Les volontaires de 1885

 

Les conclusions de la commission, entérinées dans une loi de la milice adoptée en 1855, sont loin d'aller dans le sens de cette proposition, en s'opposant à ce que le Canada-Uni entretienne des troupes régulières.  Cependant, les législateurs consentent enfin à débloquer quelque argent pour aider les volontaires, qualifiés de « milice active ».  Désormais, le gouvernement se charge de fournir les armes et les munitions, de payer les journées d'exercice, et alloue une somme compensatoire pour couvrir les frais d'uniforme des 5 000 volontaires répartis dans un certain nombre de compagnies de carabiniers, de cavalerie et d'artillerie.

Ces mesures sont accueillies avec beaucoup d'enthousiasme.  Toutes les compagnies prévues sont rapidement recrutées, alors que des centaines d'autres volontaires réclament du gouvernement le droit de former des compagnies supplémentaires, ce qui leur est accordé en 1856.  Désignées comme la classe « B », on leur fournit les armes et on paie des frais compensatoires pour l'uniforme, mais, par souci d'économie, on ne rémunère pas les journées d'exercice.

Il n'en reste pas moins que dès 1857, un nombre sans précédent de volontaires, soit quelque 5 300 hommes, sont enrôlés, armés, habillés et entraînés.  Le nouveau système exigeait que ces compagnies soient toutes enregistrées au bureau de l'adjudant général de la milice pour pouvoir jouir des avantages consentis par les lois de 1855 et 1856.  Cette obligation entraîna des situations « injustes » au niveau de la préséance et de l'ancienneté.  Par exemple, une compagnie de carabiniers, formée en 1854 à Montréal, s'enregistrait la première et devenait, par le fait même, la compagnie de milice volontaire possédant le plus... d'ancienneté, alors qu'il existait depuis 1812 dans la même ville une compagnie de cavalerie volontaire !  De nos jours encore, des retombées inattendues de cette loi mettent parfois dans l'embarras les fonctionnaires du ministère de la Défense et les commandants d'unités.

Indépendamment de leur ancienneté, on arme convenablement toutes ces compagnies.  Les carabiniers reçoivent le fusil rayé Enfield, modèle 1853, récemment adopté par l'armée régulière.  Les cavaliers obtiennent, avec leurs sabres, le tout nouveau revolver Colt à six coups.  Les pièces d'artillerie sont également les derniers modèles en usage dans l'armée régulière.

 

Dans les maritimes.

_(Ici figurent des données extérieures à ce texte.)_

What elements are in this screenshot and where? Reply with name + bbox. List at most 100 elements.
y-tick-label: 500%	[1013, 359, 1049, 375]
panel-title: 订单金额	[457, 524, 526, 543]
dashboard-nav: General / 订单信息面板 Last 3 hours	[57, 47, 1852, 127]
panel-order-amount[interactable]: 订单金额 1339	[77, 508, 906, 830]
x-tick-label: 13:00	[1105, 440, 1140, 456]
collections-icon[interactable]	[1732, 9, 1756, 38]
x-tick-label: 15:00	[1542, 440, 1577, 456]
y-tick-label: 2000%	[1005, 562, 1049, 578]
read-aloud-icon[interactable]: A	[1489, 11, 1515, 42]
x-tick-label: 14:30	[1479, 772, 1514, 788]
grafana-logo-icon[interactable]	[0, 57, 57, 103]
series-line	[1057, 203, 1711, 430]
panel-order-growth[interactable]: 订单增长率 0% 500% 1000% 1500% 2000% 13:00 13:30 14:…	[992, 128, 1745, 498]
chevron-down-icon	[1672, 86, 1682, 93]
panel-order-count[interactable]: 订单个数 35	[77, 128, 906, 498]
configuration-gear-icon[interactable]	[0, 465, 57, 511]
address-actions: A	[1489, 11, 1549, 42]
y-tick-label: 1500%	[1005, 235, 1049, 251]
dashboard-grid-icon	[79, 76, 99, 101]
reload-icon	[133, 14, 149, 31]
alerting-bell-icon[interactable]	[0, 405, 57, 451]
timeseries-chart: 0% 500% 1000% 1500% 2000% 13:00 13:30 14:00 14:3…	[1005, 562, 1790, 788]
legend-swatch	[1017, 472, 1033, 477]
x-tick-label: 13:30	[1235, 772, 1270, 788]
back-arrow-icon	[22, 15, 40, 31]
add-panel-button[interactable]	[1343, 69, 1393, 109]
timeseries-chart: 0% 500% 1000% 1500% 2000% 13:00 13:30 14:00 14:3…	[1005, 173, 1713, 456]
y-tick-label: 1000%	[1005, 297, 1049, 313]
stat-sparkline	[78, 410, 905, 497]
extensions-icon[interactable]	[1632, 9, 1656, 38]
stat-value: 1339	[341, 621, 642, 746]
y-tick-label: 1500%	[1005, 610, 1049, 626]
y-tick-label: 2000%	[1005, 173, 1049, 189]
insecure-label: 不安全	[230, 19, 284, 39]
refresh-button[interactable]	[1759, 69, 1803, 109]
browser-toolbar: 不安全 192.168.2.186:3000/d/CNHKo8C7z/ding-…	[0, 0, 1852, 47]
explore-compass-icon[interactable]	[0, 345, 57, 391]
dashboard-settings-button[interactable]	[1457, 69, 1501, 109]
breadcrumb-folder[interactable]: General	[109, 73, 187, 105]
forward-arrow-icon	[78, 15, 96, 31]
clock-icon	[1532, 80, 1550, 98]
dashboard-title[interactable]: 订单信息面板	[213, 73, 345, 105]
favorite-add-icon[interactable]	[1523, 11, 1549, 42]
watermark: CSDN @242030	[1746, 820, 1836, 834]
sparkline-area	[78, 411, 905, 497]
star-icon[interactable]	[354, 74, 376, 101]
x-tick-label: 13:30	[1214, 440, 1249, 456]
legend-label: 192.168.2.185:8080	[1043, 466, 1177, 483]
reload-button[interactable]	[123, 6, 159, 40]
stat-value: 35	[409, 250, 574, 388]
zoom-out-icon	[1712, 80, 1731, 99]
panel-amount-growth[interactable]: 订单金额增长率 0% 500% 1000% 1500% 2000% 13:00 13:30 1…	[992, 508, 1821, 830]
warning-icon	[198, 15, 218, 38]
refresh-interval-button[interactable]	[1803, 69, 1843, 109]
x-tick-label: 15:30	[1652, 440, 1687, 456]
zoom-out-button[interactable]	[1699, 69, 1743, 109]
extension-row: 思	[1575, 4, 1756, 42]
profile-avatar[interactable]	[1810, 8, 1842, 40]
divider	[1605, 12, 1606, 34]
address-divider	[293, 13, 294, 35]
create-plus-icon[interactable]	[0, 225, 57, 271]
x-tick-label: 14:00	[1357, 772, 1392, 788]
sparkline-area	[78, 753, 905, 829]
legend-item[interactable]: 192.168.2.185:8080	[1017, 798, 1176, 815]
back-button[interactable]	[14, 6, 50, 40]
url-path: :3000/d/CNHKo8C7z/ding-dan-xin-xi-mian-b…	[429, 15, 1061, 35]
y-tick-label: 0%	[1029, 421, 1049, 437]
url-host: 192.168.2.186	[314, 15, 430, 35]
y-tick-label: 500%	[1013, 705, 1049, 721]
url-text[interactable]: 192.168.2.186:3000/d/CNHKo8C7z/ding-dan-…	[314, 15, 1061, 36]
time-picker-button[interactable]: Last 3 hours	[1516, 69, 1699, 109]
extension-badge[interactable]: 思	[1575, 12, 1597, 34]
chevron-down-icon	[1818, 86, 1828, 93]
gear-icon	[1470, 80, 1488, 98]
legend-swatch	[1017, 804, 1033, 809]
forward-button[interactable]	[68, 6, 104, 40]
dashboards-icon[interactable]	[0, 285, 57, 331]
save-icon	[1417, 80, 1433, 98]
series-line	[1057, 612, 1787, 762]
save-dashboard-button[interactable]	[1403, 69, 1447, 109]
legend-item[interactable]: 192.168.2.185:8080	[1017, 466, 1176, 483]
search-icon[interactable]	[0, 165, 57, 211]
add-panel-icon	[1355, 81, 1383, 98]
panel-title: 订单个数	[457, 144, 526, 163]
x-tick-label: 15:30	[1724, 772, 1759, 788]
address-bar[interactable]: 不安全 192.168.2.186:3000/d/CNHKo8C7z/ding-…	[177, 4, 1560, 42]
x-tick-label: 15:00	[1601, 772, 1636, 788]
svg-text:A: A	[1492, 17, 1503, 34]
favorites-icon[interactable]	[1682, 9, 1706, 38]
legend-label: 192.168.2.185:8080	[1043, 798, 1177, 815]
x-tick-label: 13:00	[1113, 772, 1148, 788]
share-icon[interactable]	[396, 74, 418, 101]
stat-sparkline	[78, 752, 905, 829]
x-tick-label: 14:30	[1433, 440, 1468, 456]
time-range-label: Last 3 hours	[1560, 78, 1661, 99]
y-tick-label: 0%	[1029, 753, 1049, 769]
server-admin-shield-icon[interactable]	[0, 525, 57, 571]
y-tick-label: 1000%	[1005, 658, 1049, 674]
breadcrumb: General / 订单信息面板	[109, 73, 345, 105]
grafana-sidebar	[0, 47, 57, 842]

Une institution plus efficace

Les provinces maritimes étant, à cette époque, des colonies distinctes, la milice de chacune d'elles est régie par ses propres lois et règlements.  Mais ces lois se ressemblent dans leurs grandes lignes.  Elles prévoient l'obligation pour les hommes, âgés de 18 à 60 ans, de s'inscrire au régiment de milice de leur comté et de participer aux revues.  En outre, elles permettent aux autorités en place de mobiliser des hommes pour le service actif et aux citoyens zélés de former des compagnies de volontaires en uniforme.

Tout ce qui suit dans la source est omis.